01.07.07 - TPIR/DEFENSE - LES AVOCATS FRANÇAIS FACE A LA COMMON LAW

Paris,  01 juillet 2007 - La défense devant les juridictions pénales internationales constitue un défi pour un avocat français plus habitué à la procédure inquisitoire qu'au modèle anglo-saxon (Common law) mis en place dans ces tribunaux ad hoc, impliquant pour lui de nouvelles approches qui ont fait l'objet d'un colloque mercredi à Paris.  

2 min 47Temps de lecture approximatif

Cinq avocats français, dont quatre sont intervenus devant le Tribunal pénal international pour le Rwanda (TPIR), ont détaillé le principe de l'enquête puis de l'audience devant les juridictions pénales créées en 1993 et 1994.
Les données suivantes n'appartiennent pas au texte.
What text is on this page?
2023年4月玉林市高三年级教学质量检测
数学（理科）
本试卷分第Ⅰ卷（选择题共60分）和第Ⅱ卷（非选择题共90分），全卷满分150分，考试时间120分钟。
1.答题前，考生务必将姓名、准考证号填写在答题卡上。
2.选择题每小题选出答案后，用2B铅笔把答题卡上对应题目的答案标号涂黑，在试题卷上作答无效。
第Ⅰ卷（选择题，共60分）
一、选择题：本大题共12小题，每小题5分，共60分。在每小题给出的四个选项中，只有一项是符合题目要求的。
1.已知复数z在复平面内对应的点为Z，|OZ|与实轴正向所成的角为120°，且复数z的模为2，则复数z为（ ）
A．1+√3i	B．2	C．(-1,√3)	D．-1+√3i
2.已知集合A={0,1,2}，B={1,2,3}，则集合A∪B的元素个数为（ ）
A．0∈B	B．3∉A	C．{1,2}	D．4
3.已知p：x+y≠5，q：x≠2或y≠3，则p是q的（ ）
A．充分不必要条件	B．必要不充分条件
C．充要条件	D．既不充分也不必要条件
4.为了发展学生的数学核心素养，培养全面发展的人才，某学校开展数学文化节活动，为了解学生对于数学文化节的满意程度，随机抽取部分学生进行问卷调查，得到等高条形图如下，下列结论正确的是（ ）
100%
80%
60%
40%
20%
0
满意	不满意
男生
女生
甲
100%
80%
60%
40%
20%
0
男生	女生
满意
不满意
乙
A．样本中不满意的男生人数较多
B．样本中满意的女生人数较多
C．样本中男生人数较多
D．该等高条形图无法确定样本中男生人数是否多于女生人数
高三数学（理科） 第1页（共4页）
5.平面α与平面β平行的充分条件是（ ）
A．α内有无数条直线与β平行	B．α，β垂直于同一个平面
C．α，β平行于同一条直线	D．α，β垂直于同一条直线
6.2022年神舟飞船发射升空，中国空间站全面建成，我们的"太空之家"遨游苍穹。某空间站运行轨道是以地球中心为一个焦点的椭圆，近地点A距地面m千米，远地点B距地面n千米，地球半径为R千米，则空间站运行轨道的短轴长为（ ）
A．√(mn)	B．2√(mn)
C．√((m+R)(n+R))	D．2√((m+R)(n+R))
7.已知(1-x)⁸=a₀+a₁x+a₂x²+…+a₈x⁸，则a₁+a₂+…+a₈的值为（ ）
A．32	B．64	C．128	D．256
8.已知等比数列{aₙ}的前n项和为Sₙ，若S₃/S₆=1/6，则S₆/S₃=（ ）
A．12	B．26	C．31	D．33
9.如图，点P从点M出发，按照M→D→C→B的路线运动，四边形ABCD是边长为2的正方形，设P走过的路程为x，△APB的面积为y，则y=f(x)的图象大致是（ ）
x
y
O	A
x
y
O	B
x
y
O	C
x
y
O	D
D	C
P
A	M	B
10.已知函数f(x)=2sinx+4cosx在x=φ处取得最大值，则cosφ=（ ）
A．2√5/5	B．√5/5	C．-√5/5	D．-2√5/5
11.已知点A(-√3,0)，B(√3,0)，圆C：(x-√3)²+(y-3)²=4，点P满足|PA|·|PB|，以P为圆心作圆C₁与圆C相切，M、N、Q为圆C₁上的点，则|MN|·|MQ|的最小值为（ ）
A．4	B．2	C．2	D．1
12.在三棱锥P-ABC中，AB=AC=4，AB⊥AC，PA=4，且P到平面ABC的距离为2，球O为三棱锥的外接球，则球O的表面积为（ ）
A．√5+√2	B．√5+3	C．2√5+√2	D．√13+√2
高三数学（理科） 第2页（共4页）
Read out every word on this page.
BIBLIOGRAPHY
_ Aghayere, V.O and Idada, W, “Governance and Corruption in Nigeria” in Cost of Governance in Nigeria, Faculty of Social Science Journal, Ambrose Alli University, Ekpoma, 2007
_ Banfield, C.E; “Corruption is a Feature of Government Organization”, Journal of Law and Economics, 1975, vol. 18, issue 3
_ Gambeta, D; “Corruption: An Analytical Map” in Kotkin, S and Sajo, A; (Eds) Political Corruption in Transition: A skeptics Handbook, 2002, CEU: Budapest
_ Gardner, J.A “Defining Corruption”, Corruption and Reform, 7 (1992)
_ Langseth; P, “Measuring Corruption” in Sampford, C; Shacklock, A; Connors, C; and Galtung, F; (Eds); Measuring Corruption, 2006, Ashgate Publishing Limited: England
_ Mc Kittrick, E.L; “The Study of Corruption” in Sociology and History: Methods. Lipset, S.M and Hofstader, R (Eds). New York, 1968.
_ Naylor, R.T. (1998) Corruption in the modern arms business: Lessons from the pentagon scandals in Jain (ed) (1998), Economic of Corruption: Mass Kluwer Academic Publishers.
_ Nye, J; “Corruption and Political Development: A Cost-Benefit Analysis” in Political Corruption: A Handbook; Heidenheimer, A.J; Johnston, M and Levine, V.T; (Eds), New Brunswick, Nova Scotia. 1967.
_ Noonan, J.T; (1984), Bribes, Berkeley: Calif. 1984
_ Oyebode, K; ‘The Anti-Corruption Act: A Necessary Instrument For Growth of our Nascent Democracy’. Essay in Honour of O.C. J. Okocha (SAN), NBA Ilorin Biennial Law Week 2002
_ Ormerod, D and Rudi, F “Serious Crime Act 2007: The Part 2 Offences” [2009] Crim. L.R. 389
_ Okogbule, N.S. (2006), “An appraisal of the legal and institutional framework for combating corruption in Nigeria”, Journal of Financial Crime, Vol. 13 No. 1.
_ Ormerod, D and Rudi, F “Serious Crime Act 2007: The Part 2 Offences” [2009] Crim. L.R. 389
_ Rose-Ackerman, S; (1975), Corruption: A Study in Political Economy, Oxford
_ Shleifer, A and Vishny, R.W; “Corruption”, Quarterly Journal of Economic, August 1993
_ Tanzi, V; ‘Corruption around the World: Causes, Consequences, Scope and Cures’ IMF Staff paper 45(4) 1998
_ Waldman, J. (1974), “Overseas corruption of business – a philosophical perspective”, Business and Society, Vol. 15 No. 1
L'avocat français, à la différence de ses confrères anglo-saxons, n'est guère habitué à mener une enquête, retrouver des témoins pouvant disculper son client, les sélectionner et les préparer à leur audition ou à contre- interroger les témoins de l'accusation.

"Il est impératif de connaître la géographie des lieux", a indiqué Me Vincent Courcelle-Labrousse qui, avec Me Arthur Vercken, a défendu Jean Mpambara, ancien bourgmestre (maire) de Rukara (est), acquitté par le TPIR en septembre 2006. L'avocat explicitant qu'il a pu réfuter les propos de l'accusation grâce à sa connaissance des lieux.

Devant le TPIR, coexistent "deux enquêtes antagonistes, celle de l'accusation et de la défense", le procès étant leur confrontation sous l'arbitrage du tribunal, a expliqué de son côté Me Jean-Marie Biju-Duval qui a défendu l’historien Ferdinand Nahimana accusé dans le procès des médias de la haine, en appel.

Le témoin représente, quant à lui, "la ligne de front où s'affrontent les deux parties", a rajouté Me Courcelle-Labrousse.

D'où la nécessité, ont-ils affirmé, de travailler en amont avec les témoins choisis, d'effectuer le tri dans leurs déclarations entre ce qui relève du témoignage direct ou de l'indirect. Ils devront être choisis rigoureusement puisqu'ils seront soumis au choc de l'audience. Mais préparer un témoin ne veut pas dire l'influencer, a fait remarquer Me François Roux, le défenseur notamment de l’ancien maire Ignace Bagilishema également acquitté.

Tout témoin, qu'il soit de la défense ou de l'accusation, fait l'objet d'un contre-interrogatoire par la partie adverse. D'où, selon Me Roux, au-delà d'évidentes questions déontologiques, la nécessité de ne pas influencer un témoin de la défense qui sera mis ultérieurement sur le grill par l'accusation.

Tout contre-interrogatoire se limitant aux points évoqués lors de l’interrogatoire principal, il est "vital pour la défense" de préparer celui des témoins de l'accusation, a indiqué Me Courcelle-Labrousse.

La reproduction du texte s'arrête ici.